Each region of the peninsular country brings some distinct tastes and flavours to its overall culinary repertoire. One such region is Isan, which is the North Eastern province of the country. Chef Tam, who helms the kitchen at Rim Naam, the popular fine-dining Thai restaurant at The Oberoi, hails from Isan. To celebrate the flavours of the monsoon, Tam has created a menu that brings to life the season’s specialities of her home province. (Coincidentally, “ta’am in Arabic means “food”.)
“Isan is a place which has a wonderful cultural osmosis from neighbouring Cambodia and Laos,” Tam told Explocity, “this reflects in its language, custom and food which is slightly different than other regions of Thailand. Also, there is a strong Buddhist influence seen in this region.”
Isan is the birthplace of one of the most popular Thai dishes – the Som Tam or the raw papaya salad. “This region is known for its fresh salads like pomello, crispy raw papaya, bamboo shoot, mushroom among others,” says Tam. “They are largely tangy and spicy, ideal to open up the palate for your main course.” Isan is also known for its fresh grills or satays – from fish and seafood to tenderloin and pork skewers.
The Thai food festival at Rim Naam brings together some of the most famous tastes of the province. Your meal could begin with one of Tam’s favourites, the Som Tam Thod or the crispy raw papaya salad. Easily one of the most popular salads, globally, this crunchy salad is pretty much the flavours of Southeast Asia on a plate: sweet, salty, sour and hot at the same time, perfect for a hot, sticky monsoon day (or night).

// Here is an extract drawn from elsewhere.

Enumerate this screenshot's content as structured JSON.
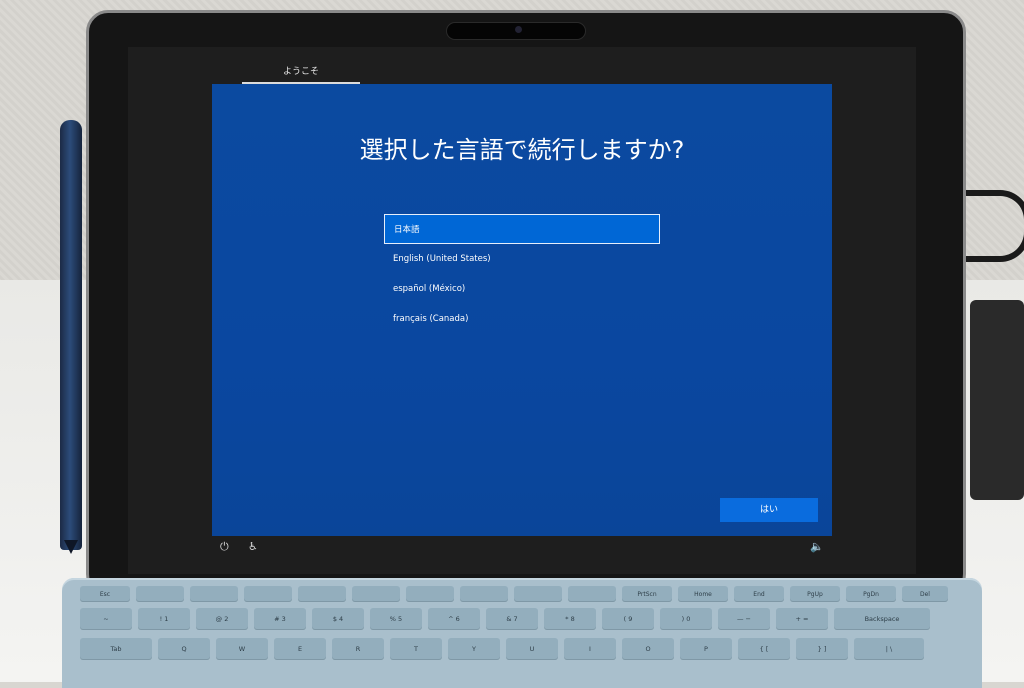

The other appetizer on offer is the Yum Kieow Gai or steamed chicken dumplings with Thai chilli sauce. A spicy, warm soup is perfect for the monsoons; Koi Theio Tom Yum Look Sin Gai - noodle soup with chicken dumplings is recommended and vegetarians have the Kaeng Som with its characteristic sour taste that comes from tamarind.
The main course features another of Chef Tam’s favourites, Pla Samun Phai or Thai fried fish with chillies and Thai herbs, as well as a traditional Kaeng with bamboo shoots and vegetables, a spicy yellow curry, bursting with the typical flavours of ginger, turmeric, lemongrass, cumin, coriander and fenugreek among others. Rad Na is the popular Thai comfort food, a dish of warm gravy and traditional Thai flat noodles, and Tam has incorporated the most popular version of the Rad Na, that comes with pork, in the menu.
A whole lot of spicy gravy, succulent pork and soft noodles.
It could all go right.
This promotion is on till Sunday, July 30th, 2017 and is available as an a la carte menu for both lunch and dinner.